Development and Extensibility

WiX is extensible via custom actions, extensions, and fragments; extension authors often come from ecosystems tied to .NET Foundation projects and contributors associated with companies like JetBrains and Redgate Software. The extension model allows creation of custom table mappings and actions, paralleling plugin systems used by platforms like Eclipse and IntelliJ IDEA. Community contributions are managed through repositories and issue trackers similar to workflows on GitHub, and the project governance has attracted maintainers with backgrounds at Microsoft Research and prominent open-source organizations like The Linux Foundation.

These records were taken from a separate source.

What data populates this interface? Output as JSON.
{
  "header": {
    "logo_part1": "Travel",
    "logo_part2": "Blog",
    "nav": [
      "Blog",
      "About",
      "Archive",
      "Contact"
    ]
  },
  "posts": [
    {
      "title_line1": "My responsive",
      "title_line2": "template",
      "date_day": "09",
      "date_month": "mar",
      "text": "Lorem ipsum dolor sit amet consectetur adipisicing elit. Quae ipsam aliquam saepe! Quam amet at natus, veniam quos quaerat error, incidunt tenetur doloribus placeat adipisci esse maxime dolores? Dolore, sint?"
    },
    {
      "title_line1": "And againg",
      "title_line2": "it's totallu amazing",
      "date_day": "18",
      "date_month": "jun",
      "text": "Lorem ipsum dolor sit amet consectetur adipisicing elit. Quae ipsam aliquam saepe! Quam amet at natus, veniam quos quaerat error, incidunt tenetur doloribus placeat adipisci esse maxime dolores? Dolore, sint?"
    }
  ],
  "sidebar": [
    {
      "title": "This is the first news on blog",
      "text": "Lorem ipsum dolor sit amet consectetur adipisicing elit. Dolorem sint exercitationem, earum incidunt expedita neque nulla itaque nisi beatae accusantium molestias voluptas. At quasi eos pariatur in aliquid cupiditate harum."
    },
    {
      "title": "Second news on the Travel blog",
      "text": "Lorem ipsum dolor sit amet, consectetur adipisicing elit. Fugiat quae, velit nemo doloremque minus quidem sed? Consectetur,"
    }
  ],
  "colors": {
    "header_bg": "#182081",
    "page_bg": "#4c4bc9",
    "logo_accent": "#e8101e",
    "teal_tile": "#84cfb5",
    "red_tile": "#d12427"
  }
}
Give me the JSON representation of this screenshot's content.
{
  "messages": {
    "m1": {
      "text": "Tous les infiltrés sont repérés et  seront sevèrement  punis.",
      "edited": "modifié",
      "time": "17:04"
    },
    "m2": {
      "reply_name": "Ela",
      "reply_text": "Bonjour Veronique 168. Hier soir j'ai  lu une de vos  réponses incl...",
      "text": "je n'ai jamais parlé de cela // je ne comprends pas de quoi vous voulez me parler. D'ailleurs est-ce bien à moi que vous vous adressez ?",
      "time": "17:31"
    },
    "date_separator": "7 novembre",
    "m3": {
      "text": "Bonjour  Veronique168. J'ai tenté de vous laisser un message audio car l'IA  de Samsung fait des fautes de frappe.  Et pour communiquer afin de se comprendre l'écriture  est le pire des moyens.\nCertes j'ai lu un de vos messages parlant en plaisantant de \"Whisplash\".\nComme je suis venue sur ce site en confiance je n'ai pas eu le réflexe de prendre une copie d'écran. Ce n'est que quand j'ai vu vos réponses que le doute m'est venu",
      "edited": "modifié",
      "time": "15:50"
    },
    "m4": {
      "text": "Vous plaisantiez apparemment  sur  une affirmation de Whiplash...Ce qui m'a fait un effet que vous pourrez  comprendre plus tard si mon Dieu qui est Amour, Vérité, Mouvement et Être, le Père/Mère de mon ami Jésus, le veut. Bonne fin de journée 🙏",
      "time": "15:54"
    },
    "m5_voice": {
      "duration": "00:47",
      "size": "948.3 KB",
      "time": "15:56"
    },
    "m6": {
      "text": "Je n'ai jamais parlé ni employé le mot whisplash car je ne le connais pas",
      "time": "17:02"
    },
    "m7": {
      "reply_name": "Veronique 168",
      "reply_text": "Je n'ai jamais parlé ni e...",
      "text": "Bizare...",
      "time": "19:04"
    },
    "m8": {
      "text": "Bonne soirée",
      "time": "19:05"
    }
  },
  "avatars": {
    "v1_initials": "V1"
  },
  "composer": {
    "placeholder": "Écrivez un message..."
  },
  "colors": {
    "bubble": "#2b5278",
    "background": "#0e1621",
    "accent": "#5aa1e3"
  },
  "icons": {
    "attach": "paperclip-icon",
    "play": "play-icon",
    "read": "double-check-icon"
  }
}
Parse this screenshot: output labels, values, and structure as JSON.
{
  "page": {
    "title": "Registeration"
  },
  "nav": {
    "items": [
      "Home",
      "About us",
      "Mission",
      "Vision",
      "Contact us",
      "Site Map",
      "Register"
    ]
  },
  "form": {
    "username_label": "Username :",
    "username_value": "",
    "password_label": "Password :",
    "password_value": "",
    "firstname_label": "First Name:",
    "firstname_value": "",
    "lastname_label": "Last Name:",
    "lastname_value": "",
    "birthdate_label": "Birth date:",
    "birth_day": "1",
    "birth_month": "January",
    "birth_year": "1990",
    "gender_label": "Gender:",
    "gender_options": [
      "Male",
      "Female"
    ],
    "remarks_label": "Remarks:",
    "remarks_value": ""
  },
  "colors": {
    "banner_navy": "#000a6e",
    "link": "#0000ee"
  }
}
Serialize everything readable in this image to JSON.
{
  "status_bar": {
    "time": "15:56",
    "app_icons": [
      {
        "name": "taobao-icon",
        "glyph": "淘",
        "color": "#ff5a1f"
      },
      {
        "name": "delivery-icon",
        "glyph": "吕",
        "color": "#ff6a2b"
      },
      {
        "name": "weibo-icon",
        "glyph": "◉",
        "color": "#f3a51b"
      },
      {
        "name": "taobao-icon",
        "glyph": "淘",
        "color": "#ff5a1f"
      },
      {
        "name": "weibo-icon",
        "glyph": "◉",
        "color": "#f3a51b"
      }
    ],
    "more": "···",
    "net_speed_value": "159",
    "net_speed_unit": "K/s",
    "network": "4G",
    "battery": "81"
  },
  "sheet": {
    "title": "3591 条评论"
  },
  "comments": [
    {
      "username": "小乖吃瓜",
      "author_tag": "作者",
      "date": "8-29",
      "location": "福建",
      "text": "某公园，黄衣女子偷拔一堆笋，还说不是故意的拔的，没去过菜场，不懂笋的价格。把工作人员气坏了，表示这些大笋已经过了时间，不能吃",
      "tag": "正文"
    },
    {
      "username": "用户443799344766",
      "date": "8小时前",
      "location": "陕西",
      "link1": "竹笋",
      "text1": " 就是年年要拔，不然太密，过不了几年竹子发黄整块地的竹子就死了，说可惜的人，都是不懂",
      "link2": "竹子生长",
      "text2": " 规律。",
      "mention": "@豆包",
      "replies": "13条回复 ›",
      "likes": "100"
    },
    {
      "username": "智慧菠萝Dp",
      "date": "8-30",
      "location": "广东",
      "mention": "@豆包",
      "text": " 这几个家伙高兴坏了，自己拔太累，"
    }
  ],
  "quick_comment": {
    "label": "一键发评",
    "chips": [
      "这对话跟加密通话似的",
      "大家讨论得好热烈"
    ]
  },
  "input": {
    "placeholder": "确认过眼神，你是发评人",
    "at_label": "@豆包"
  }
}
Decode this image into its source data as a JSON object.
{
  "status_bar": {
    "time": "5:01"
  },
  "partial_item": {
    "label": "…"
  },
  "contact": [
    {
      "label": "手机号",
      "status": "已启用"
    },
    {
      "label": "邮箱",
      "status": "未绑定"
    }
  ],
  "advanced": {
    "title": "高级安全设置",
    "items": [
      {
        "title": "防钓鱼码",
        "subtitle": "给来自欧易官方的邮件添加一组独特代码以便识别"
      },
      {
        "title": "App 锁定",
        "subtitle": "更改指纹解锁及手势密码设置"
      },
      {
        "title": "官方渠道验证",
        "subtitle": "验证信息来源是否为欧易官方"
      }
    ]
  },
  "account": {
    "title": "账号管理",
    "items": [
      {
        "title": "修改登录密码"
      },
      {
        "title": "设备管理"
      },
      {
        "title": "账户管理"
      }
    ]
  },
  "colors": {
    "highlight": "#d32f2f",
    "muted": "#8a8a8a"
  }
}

Adoption and Notable Projects

WiX has been adopted for commercial products such as Visual Studio installers, tools in the Microsoft Azure ecosystem, and desktop suites from vendors like Adobe Inc. and IBM. It has seen use in packaging middleware and server products similar to SQL Server, driver installers for OEMs including Dell Technologies, and installers bundled with developer tools produced by companies such as JetBrains and Redgate Software. Open-source projects and distributions have used WiX for Windows packaging in ecosystems related to Node.js, Electron (software framework), and Python (programming language) Windows distributions.

Licensing and Governance

WiX is distributed under the Microsoft Public License, aligning with permissive licensing approaches comparable to licenses used by projects under Apache Software Foundation and MIT License ecosystems. Governance involves community maintainers and contributors with historical ties to Microsoft Corporation and practices resembling those of foundation-led projects like .NET Foundation and Apache Software Foundation. The project accepts patches and external contributions via standard pull request workflows used across major open-source projects hosted on platforms similar to GitHub.